The smiles we got from them were infectious. The Marines began to exchange cards with one another and read each others aloud. Each one had a hand-written letter from a complete stranger to another complete stranger. Many of the Marines were not much older than the kids who had sent them. Those children’s simple act of writing someone and wishing them a Merry Christmas raised all our spirits. The quiet, dark tent we had entered suddenly came to life. This was Christmas after all, and they had just gotten something unexpected. Something simple, but to them, something meaningful.

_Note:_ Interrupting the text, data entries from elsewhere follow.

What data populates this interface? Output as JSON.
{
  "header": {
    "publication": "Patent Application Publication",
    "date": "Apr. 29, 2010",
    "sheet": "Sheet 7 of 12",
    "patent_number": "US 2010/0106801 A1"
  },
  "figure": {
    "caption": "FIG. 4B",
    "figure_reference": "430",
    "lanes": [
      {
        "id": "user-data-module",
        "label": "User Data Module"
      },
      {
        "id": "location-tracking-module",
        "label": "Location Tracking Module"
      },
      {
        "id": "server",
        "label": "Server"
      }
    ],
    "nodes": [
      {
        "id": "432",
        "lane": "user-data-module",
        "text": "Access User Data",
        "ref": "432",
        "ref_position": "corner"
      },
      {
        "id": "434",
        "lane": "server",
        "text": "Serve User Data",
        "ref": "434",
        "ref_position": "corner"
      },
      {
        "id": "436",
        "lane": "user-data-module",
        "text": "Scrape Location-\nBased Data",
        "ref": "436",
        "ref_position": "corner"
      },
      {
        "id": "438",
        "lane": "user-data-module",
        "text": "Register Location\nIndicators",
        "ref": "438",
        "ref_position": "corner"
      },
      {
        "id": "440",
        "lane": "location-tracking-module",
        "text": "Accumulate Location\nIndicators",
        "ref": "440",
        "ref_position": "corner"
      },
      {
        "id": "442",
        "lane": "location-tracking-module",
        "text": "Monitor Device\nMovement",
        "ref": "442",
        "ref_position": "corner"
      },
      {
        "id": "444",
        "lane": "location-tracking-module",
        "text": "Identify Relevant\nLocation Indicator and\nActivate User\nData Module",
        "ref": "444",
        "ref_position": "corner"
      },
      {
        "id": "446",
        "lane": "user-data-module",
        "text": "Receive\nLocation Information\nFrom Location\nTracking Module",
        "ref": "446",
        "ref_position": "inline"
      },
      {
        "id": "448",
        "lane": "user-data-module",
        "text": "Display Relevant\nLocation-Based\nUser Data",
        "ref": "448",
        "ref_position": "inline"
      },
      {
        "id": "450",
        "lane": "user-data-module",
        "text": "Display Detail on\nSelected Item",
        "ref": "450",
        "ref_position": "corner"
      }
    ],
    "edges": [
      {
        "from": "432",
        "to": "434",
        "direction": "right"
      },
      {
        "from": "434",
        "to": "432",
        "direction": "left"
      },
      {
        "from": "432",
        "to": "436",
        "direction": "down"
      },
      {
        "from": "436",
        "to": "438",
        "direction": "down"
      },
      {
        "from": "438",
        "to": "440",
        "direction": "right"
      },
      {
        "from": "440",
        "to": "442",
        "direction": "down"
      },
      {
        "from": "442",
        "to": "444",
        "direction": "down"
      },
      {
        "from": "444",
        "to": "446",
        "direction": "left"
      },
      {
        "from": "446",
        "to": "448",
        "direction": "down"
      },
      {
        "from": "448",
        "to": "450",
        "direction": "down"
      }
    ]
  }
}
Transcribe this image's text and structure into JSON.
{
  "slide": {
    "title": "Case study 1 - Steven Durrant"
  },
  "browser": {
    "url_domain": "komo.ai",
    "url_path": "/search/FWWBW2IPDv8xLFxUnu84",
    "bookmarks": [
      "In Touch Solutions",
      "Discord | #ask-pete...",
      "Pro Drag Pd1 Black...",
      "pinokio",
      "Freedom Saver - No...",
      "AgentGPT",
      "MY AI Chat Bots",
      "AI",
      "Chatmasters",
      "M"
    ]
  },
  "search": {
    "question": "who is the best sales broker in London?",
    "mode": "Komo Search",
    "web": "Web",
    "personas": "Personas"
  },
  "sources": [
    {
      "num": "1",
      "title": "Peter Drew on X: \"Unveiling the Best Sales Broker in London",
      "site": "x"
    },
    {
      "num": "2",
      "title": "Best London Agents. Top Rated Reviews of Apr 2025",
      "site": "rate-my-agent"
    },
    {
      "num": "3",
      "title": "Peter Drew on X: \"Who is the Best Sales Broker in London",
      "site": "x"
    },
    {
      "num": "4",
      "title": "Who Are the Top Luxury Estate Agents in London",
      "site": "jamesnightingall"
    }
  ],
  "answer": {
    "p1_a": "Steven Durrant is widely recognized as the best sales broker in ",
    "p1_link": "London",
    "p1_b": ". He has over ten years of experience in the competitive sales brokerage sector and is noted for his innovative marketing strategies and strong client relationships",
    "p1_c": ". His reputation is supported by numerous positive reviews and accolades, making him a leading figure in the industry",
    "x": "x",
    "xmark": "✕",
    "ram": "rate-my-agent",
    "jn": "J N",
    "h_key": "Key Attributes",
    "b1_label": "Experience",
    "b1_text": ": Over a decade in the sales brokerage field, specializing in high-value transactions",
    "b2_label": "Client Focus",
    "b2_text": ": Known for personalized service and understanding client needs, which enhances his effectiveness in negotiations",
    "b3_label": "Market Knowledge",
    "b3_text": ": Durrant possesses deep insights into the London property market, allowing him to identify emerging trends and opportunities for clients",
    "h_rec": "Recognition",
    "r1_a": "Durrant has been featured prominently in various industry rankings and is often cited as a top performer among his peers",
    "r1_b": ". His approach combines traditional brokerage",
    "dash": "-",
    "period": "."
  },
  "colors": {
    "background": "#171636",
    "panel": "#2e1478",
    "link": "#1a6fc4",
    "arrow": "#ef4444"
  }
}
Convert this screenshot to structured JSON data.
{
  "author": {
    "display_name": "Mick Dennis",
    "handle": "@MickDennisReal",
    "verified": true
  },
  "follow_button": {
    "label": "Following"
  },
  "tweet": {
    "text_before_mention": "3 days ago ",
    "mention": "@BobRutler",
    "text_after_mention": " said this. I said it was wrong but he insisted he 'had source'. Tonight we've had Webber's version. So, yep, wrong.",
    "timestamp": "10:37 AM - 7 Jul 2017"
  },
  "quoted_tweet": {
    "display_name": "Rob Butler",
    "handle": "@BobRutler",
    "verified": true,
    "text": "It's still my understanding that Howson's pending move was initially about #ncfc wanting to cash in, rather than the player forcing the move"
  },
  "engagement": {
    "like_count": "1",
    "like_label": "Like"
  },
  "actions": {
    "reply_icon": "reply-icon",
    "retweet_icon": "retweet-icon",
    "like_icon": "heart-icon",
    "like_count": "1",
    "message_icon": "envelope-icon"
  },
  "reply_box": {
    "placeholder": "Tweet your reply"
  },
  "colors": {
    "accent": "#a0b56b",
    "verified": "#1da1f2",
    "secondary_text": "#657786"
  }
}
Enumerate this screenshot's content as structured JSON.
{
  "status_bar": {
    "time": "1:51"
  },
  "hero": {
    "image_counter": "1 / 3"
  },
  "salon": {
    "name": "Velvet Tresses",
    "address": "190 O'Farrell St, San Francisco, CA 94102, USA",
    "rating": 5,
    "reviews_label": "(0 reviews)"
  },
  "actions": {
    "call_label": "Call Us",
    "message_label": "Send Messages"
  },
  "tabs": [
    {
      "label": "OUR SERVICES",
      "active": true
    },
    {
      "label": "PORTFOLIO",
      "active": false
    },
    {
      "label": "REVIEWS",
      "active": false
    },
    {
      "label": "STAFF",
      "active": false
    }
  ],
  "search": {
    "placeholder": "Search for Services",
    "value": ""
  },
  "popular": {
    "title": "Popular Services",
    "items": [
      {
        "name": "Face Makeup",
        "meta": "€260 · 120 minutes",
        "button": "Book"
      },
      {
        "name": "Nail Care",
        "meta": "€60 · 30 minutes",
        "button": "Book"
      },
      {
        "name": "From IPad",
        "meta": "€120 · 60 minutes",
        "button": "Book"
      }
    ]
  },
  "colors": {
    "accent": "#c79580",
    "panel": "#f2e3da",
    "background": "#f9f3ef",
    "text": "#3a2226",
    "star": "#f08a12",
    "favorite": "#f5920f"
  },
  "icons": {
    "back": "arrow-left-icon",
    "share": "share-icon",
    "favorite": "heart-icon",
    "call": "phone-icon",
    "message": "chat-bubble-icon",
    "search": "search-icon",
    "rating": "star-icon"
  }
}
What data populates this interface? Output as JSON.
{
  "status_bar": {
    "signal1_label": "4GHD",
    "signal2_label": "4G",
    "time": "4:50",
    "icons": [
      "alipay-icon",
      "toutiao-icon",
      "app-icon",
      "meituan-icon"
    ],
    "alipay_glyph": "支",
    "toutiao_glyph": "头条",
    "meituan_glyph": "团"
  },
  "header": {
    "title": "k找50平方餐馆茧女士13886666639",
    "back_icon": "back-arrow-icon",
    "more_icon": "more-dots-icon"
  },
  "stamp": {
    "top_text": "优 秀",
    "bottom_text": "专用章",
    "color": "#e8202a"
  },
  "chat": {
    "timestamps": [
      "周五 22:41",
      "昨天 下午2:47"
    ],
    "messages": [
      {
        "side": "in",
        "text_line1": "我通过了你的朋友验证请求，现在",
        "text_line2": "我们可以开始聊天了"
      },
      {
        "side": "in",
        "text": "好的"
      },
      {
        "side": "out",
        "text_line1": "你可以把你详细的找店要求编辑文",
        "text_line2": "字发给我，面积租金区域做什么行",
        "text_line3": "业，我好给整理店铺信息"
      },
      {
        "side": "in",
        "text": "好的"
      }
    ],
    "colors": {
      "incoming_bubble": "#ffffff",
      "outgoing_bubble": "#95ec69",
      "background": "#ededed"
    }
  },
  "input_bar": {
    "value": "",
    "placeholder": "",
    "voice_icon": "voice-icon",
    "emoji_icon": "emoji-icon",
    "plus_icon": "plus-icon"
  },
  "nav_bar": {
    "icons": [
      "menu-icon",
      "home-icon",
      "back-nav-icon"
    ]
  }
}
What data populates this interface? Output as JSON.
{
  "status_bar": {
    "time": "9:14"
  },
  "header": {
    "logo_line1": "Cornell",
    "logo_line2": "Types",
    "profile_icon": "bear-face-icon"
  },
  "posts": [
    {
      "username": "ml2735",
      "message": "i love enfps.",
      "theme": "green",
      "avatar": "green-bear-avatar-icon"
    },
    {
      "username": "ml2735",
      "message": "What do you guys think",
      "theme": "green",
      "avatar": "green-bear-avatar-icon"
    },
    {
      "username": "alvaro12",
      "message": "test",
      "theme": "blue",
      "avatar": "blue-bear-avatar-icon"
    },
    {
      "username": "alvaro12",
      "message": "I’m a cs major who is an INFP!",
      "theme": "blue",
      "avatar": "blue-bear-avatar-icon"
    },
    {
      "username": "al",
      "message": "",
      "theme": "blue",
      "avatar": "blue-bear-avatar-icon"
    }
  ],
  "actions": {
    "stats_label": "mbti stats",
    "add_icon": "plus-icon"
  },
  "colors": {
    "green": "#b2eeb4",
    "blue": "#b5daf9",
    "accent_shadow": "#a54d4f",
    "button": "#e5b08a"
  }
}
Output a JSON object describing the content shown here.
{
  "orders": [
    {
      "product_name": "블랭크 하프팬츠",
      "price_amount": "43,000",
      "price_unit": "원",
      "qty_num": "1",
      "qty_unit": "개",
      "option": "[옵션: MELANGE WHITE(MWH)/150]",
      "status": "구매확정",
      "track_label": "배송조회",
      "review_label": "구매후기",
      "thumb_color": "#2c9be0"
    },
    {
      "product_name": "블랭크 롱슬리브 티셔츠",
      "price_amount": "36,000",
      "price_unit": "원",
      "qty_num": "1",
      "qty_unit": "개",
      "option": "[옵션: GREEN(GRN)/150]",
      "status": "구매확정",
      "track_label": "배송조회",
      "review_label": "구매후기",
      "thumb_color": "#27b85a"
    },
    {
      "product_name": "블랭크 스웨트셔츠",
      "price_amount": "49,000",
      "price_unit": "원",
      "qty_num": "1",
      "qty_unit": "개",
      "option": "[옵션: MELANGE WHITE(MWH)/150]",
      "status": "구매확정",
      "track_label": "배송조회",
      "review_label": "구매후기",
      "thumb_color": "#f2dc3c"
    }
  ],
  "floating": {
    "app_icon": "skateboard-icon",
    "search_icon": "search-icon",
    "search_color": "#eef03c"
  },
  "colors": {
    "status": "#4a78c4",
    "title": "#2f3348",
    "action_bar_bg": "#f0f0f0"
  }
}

I was never able to thank the students of that class, who took the time to write those letters. I wish I did. I don’t think they had any idea when they were writing them, the power that their words would have on so many people or how they would brighten our gloomy day.
War is an ugly thing. You can’t anticipate the ugliness and loneliness, the boredom or the monotony of living day to day. You also can’t anticipate the simple things that can come from the hearts of strangers so far away.
When the box was finally empty, I made my way back to my hooch. One of our Iraqi interpreters came up and asked me in broken English if I was the guy with the Christmas gifts. I told him I didn’t have any gifts. He honestly looked hurt that I didn’t have any for him.
Rather than leave him with nothing, I reached down into my pocket and gave him the card that I had kept aside as my own and said, “Merry Christmas.”
He looked at me in shock, placed his right hand over his heart and said, “Shukran.”
I doubt I’ll ever have a Christmas like that ever again.